While China TV manufacturing resumed in March, other factories around the world started suffering production shortages. Mexico TV factories (which account for about 60% of imports into NA) experienced shut-downs in April, and slow-downs are persisting into May. With strong demand at retail in April, inventories are certainly being pinched.
- Some replacement demand was pulled forward to 1H20, which will affect shipments in 2H20.
The shipment size mix in 1H20 favors smaller screen sizes, such as 32” and 42”. These sets seem to represent additive, situational demand used, for example, to manage children – a 32” TV is very cheap childcare – or by homeworkers as an extra monitor. But some accelerated replacement demand is also mixed in, and these sales will impact future replacement demand, hence the pressure on Q3 and Q4.
What we got wrong
We underestimated the importance of entertainment to NA consumers and the pivotal role of TVs in home-based entertainment.
We should have looked to history. During the Great Recession of 2008-2010, NA TV purchases increased by 8% in 2008 and 12% in 2009 as consumers cocooned at home and diverted discretionary spending away from vacations and other luxuries. At the time, the decision to replace a CRT TV with a flat-panel TV was also made easier by falling TV prices due to an oversupply in the LCD industry. The average selling price of an LCD TV in North America plummeted from $845 in 2008 to $623 in 2009.

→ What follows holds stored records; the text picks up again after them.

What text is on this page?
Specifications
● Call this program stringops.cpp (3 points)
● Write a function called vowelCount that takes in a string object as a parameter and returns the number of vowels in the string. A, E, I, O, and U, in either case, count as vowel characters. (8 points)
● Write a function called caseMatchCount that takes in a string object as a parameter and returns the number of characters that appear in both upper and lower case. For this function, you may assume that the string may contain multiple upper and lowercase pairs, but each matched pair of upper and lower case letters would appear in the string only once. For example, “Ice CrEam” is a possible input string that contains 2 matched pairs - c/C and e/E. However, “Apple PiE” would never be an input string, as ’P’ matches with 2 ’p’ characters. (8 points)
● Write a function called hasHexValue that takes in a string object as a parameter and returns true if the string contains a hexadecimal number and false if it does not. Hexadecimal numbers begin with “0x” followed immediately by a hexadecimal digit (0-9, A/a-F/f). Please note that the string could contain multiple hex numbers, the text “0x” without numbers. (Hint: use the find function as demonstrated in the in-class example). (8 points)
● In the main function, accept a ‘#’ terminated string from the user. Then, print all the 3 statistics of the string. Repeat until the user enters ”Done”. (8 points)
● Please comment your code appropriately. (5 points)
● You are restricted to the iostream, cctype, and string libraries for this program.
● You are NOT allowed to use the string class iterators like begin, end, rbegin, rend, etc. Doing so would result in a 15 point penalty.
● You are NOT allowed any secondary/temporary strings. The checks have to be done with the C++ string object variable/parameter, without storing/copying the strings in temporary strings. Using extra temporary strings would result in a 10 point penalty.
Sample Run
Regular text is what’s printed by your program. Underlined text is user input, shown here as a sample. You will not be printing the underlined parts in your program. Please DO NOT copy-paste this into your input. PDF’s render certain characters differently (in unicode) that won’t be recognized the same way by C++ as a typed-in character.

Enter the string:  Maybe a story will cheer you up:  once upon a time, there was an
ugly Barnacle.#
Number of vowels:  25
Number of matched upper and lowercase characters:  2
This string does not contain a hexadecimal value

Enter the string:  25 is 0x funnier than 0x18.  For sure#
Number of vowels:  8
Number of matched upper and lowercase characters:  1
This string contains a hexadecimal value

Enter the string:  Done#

A lockdown forcibly diverts even more spending – no vacations, but also no driving, no childcare fees, no coffeeshops – while increasing the need for home-based entertainment – no school, no movie theaters, no bars.

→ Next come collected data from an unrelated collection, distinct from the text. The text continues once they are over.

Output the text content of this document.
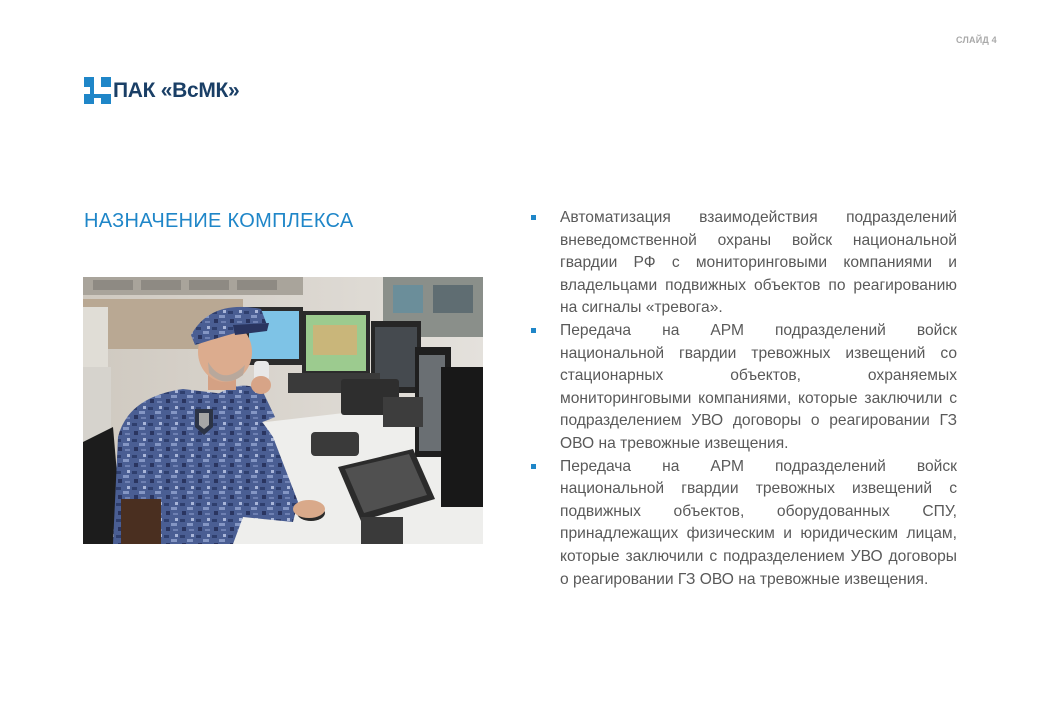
СЛАЙД 4
ПАК «ВсМК»
НАЗНАЧЕНИЕ КОМПЛЕКСА	Автоматизация взаимодействия подразделений вневедомственной охраны войск национальной гвардии РФ с мониторинговыми компаниями и владельцами подвижных объектов по реагированию на сигналы «тревога».
Передача на АРМ подразделений войск национальной гвардии тревожных извещений со стационарных объектов, охраняемых мониторинговыми компаниями, которые заключили с подразделением УВО договоры о реагировании ГЗ ОВО на тревожные извещения.
Передача на АРМ подразделений войск национальной гвардии тревожных извещений с подвижных объектов, оборудованных СПУ, принадлежащих физическим и юридическим лицам, которые заключили с подразделением УВО договоры о реагировании ГЗ ОВО на тревожные извещения.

Add in that the U.S. government moved swiftly to pass a stimulus, putting even more money into consumer’s pockets. Other countries have been far slower with stimulus spending, if any has been approved at all.
And add in that LCD TV prices have continued to plummet since the Great Recession, especially for the extra-large sizes. The average selling price of an LCD TV in North America now is $420, 35% of the promised stimulus payment of $1,200.
Total it all up and the extraordinary demand now seems obvious. It seems obvious in hindsight, that is.